The architectural fact first: capacity and bandwidth pull against each other in memory design, and the practical answer is to use more than one kind of memory at once. US10573368B2, granted February 2020 to Apple (CPC G11C 11/4023), patents exactly that — a system pairing a high-density, low-bandwidth memory with a low-density, high-bandwidth memory.

Gloss the tradeoff once. A wide, fast memory is expensive and hard to make large; a large, cheap memory is slower. Tiering them — keep the hot, bandwidth-hungry data in the fast tier and the bulk in the dense tier — is how systems get both. The same logic now drives AI accelerators that pair scarce HBM with larger pools of standard DRAM.
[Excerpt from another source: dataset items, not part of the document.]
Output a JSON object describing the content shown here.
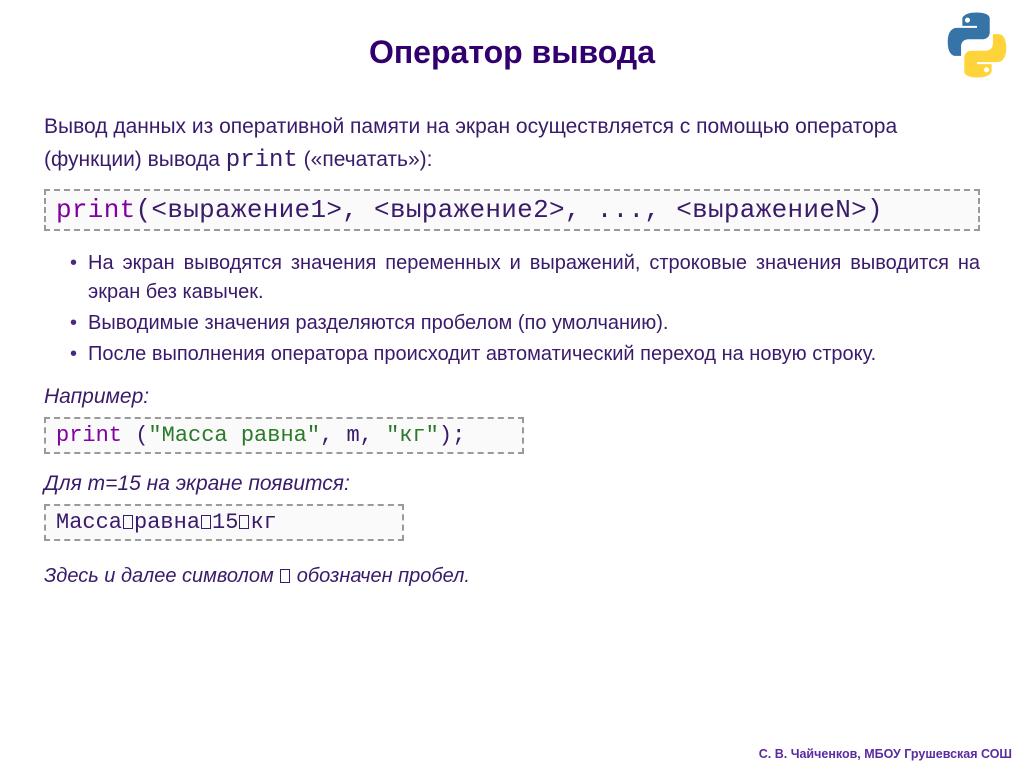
{
  "title": "Оператор вывода",
  "intro_prefix": "Вывод данных из оперативной памяти на экран осуществляется с помощью оператора (функции) вывода ",
  "intro_print": "print",
  "intro_suffix": " («печатать»):",
  "syntax_kw": "print",
  "syntax_rest": "(<выражение1>, <выражение2>, ..., <выражениеN>)",
  "bullets": [
    "На экран выводятся значения переменных и выражений, строковые значения выводится на экран без кавычек.",
    "Выводимые значения разделяются пробелом (по умолчанию).",
    "После выполнения оператора происходит автоматический переход на новую строку."
  ],
  "example_label": "Например:",
  "example_kw": "print",
  "example_open": " (",
  "example_str1": "\"Масса равна\"",
  "example_mid1": ", m, ",
  "example_str2": "\"кг\"",
  "example_end": ");",
  "secondary_label": "Для m=15 на экране появится:",
  "output_parts": [
    "Масса",
    "равна",
    "15",
    "кг"
  ],
  "note_prefix": "Здесь и далее символом ",
  "note_suffix": " обозначен пробел.",
  "footer": "С. В. Чайченков, МБОУ Грушевская СОШ"
}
“In an embodiment, a memory system may include at least two types of DRAM, which differ in at least one characteristic. For example, one DRAM type may be a high density DRAM, while another DRAM type may have lower density but may also have lower latency and higher bandwidth than the first DRAM type.”— U.S. Patent No. 10,573,368 source

Why a moat read cares: Apple is not a merchant memory vendor, but it designs the systems that consume memory, and patents like this protect the integration choices that make its silicon efficient. The competitive value is not in inventing tiering — it is in owning a specific, defensible implementation inside a high-volume product.
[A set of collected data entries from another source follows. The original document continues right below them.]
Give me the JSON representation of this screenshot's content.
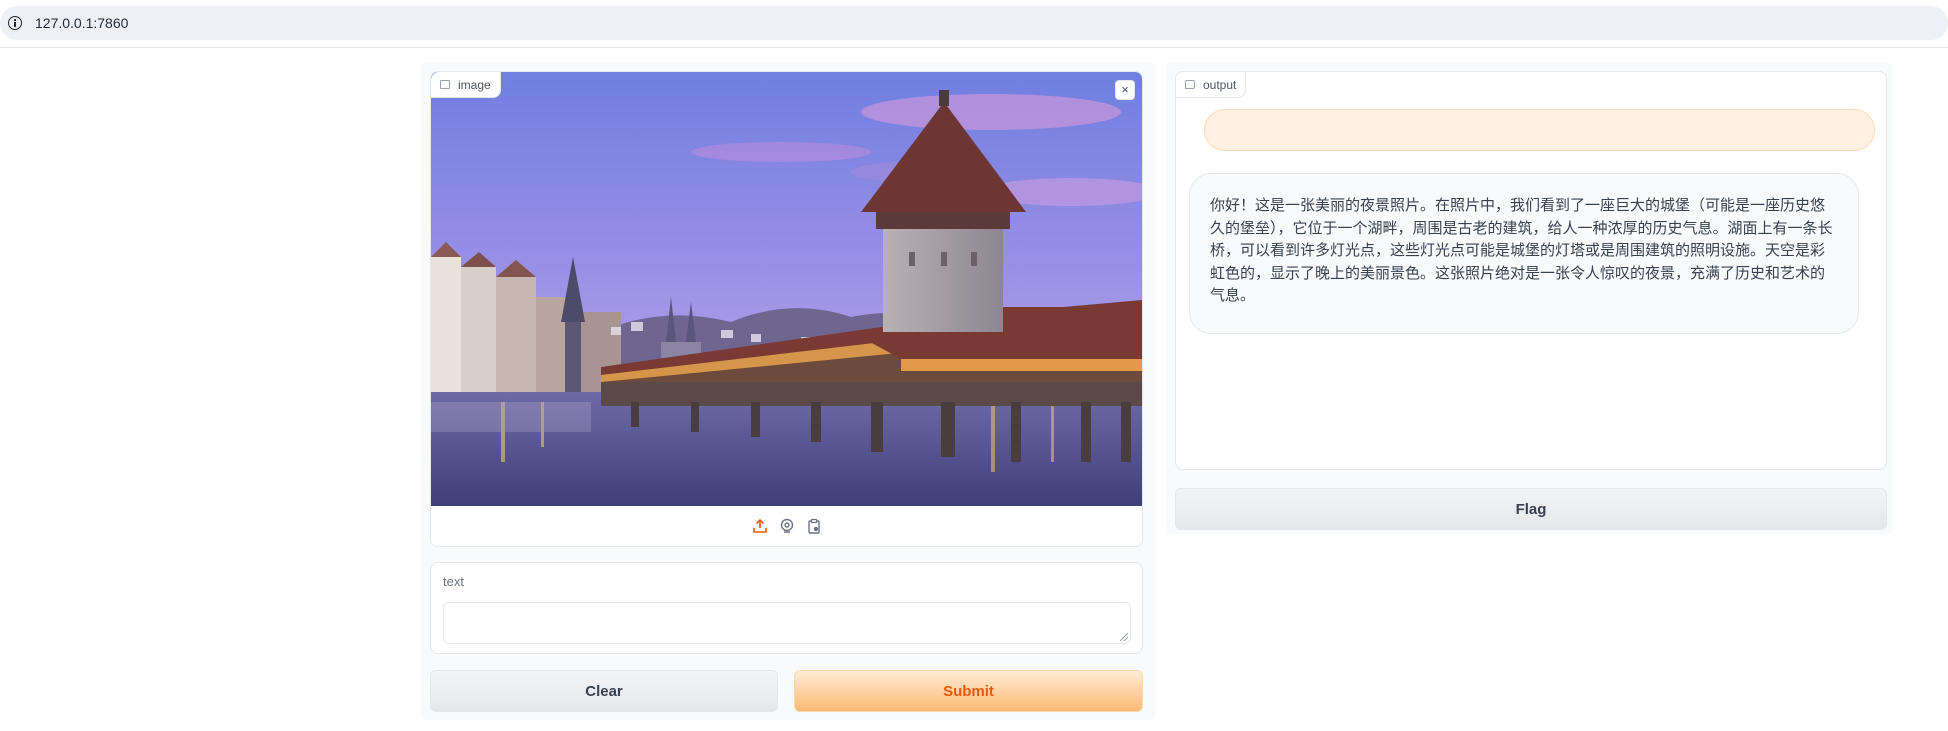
{
  "browser": {
    "url": "127.0.0.1:7860",
    "info_icon": "info-icon"
  },
  "image_input": {
    "label": "image",
    "icon": "image-icon",
    "close_icon": "close-icon",
    "close_symbol": "×",
    "sources": [
      "upload-icon",
      "webcam-icon",
      "clipboard-icon"
    ]
  },
  "text_input": {
    "label": "text",
    "value": "",
    "placeholder": ""
  },
  "buttons": {
    "clear": "Clear",
    "submit": "Submit",
    "flag": "Flag"
  },
  "output": {
    "label": "output",
    "icon": "chat-icon",
    "user_message": "",
    "bot_message": "你好！这是一张美丽的夜景照片。在照片中，我们看到了一座巨大的城堡（可能是一座历史悠久的堡垒），它位于一个湖畔，周围是古老的建筑，给人一种浓厚的历史气息。湖面上有一条长桥，可以看到许多灯光点，这些灯光点可能是城堡的灯塔或是周围建筑的照明设施。天空是彩虹色的，显示了晚上的美丽景色。这张照片绝对是一张令人惊叹的夜景，充满了历史和艺术的气息。"
  },
  "colors": {
    "accent": "#ea580c",
    "accent_bg": "#fdba74",
    "panel_bg": "#f9fafb",
    "border": "#e5e7eb"
  }
}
The period context sharpens it. In early 2020, memory tiering was an established but pre-AI concern. Reading this grant now shows that the conceptual groundwork for mixing memory classes by bandwidth was already patented years before the AI memory crunch made the tradeoff front-page.

The caveat stands: this is a system-design patent and a defensive asset, not evidence of a shipped configuration or a competitive benchmark. It tells you where Apple staked an integration claim, not how its memory subsystem compares in the field.

For the investor, the durable point is that the memory question was never just "how much." It was always "how much, how fast, at what cost" — and the companies patenting the tiering answer in 2020 were building moat in the layer that now constrains every AI system.